I bought a knife from the same company years ago. It never worked right. I sent it back and it was worse when I got it back. I've not purchased a knife from that company since. I recommend a William Henry knife.... but they are very expensive. If the spacers don't work and nothing obvious is the problem I would get an RMA and send it back. Good luck!


----------



## Lanque (Sep 15, 2011)

I got a Grip 551 a few weeks ago, and I have the same problem. Liner spacing at the spine was 4.7mm, and at the slicing end 4.1mm. Either I have a lot of blade play, or a tight blade, depending of how I adjust it. 
I emailed Benchmade a few days ago, but still no response. From the measurements noted above, I assume its also the spacer pin which is too long. Having bought it from a US dealer, it would be cheaper to buy a new one (which I won't) than send it back from SA. I'll probably attempt to shim it up with an extra 0.5mm washer (or a thicker washer) , of failing that, get the spacer looked at by someone local.


----------



## GunnarGG (Sep 15, 2011)

Thanks for your input!
It seems to me that mahoney got several Griptilians with a shorter spacer on the knife back. Are your knives smooth and with little or no bladeplay?

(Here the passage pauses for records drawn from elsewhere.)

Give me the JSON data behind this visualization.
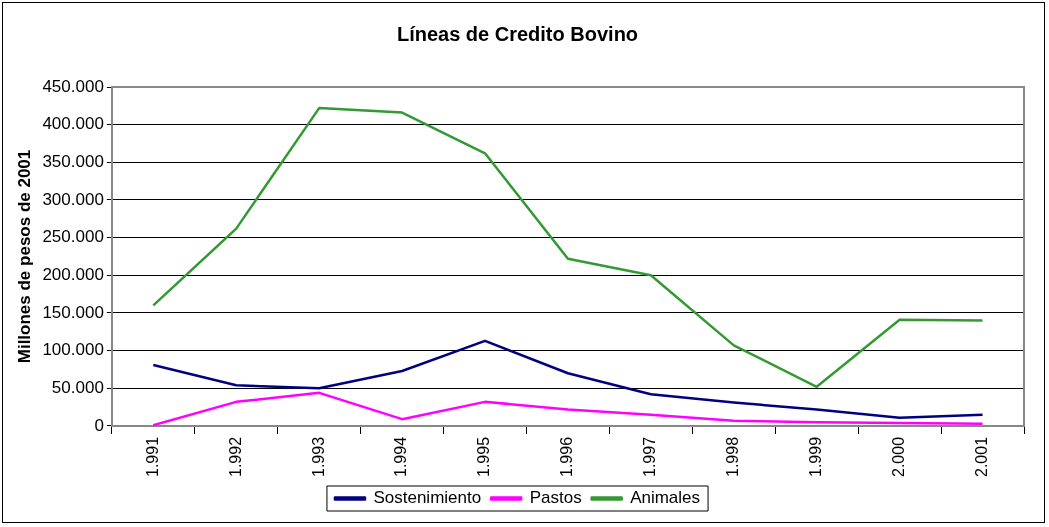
{
  "chart_data": {
    "type": "line",
    "title": "Líneas de Credito Bovino",
    "ylabel": "Millones de pesos de 2001",
    "categories": [
      "1.991",
      "1.992",
      "1.993",
      "1.994",
      "1.995",
      "1.996",
      "1.997",
      "1.998",
      "1.999",
      "2.000",
      "2.001"
    ],
    "series": [
      {
        "name": "Sostenimiento",
        "color": "#000080",
        "values": [
          81000,
          54000,
          50000,
          73000,
          113000,
          70000,
          42000,
          31000,
          22000,
          11000,
          15000
        ]
      },
      {
        "name": "Pastos",
        "color": "#ff00ff",
        "values": [
          1000,
          32000,
          44000,
          9000,
          32000,
          22000,
          15000,
          7000,
          5000,
          4000,
          3000
        ]
      },
      {
        "name": "Animales",
        "color": "#339933",
        "values": [
          160000,
          262000,
          422000,
          416000,
          362000,
          222000,
          200000,
          107000,
          52000,
          141000,
          140000
        ]
      }
    ],
    "ylim": [
      0,
      450000
    ],
    "yticks": [
      {
        "value": 0,
        "label": "0"
      },
      {
        "value": 50000,
        "label": "50.000"
      },
      {
        "value": 100000,
        "label": "100.000"
      },
      {
        "value": 150000,
        "label": "150.000"
      },
      {
        "value": 200000,
        "label": "200.000"
      },
      {
        "value": 250000,
        "label": "250.000"
      },
      {
        "value": 300000,
        "label": "300.000"
      },
      {
        "value": 350000,
        "label": "350.000"
      },
      {
        "value": 400000,
        "label": "400.000"
      },
      {
        "value": 450000,
        "label": "450.000"
      }
    ],
    "grid": "y",
    "legend": "bottom",
    "marker": "none",
    "line_style": "solid"
  }
}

Langue, it looks like your knife is like mine.
Today I got 2 pcs of fosfor-bronze plate, 0,2 and 0,3 mm thick and cut out some washers.
If I put in one 0,2 mm on one side and one 0,3 on the other side (and keep the 2 original 0,6 mm) I get it pretty good.
very little blade play and reasonable smooth. I can open the knife easy with the thumbstud and a discrete flick with my hand.
But the blade does not move free if I release the axislock as my minigrip does.
Maybe it's a question of break in now.

I tried to use 2 0,3 mm washers but then it got so wide that the axis lock couldn't be moved.

Those William Henry knives look great but for me those are more art than tools. Even if I could spend that money I don't think I would actually use the knife, I would be afraid of loosing it.

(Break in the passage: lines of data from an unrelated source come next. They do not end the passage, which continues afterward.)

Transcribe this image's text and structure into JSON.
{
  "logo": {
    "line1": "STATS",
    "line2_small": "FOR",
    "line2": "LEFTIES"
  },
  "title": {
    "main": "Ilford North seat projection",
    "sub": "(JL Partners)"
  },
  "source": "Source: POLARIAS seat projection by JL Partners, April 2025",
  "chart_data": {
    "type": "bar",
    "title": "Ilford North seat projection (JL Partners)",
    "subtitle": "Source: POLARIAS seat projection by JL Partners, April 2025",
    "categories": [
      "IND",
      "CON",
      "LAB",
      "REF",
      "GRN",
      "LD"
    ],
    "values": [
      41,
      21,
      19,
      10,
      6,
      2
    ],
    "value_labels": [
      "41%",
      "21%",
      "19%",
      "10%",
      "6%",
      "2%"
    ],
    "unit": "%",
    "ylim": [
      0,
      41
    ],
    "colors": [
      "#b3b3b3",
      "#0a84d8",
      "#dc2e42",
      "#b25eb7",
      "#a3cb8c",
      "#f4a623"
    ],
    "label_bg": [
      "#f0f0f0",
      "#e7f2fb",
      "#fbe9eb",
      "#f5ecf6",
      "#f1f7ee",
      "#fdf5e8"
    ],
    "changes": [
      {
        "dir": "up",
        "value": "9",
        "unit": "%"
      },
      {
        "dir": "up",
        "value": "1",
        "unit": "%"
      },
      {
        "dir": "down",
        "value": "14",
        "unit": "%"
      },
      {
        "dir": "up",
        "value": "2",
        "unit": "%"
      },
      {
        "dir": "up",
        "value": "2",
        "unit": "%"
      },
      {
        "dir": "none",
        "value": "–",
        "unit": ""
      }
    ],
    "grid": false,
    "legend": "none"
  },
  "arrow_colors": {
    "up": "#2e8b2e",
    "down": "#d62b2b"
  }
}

My minigrip is really nice and it's actually also a better size for me. I also have a Spyderco Dragonfly G10 and a Fällkniven U2 that I rotate between.
Those occasions when I find the size of the full size Griptilian possible to carry I often also have a Mora or Hultafors HVK or GK at hand. (These Hultafors knives are btw really good beaters)

To be really honest my little Victorinox Rambler is enough for me but my other knives are so nice that I have to carry them to. 

Well, to sum it up I think my Griptillian works acceptible now and it is a nice and comfortable knife with a good blade.
It's just a shame that it needs this kind of mod to work well.
I'm sure though that Benchmade would have helped me if I actually did send it in.


----------



## mahoney (Sep 16, 2011)

All my Griptilians have no blade play, all open smoothly. I adjusted the pivots so all can be flicked closed , but while some can be flicked open, some must be opened using the thumbstud/hole.


----------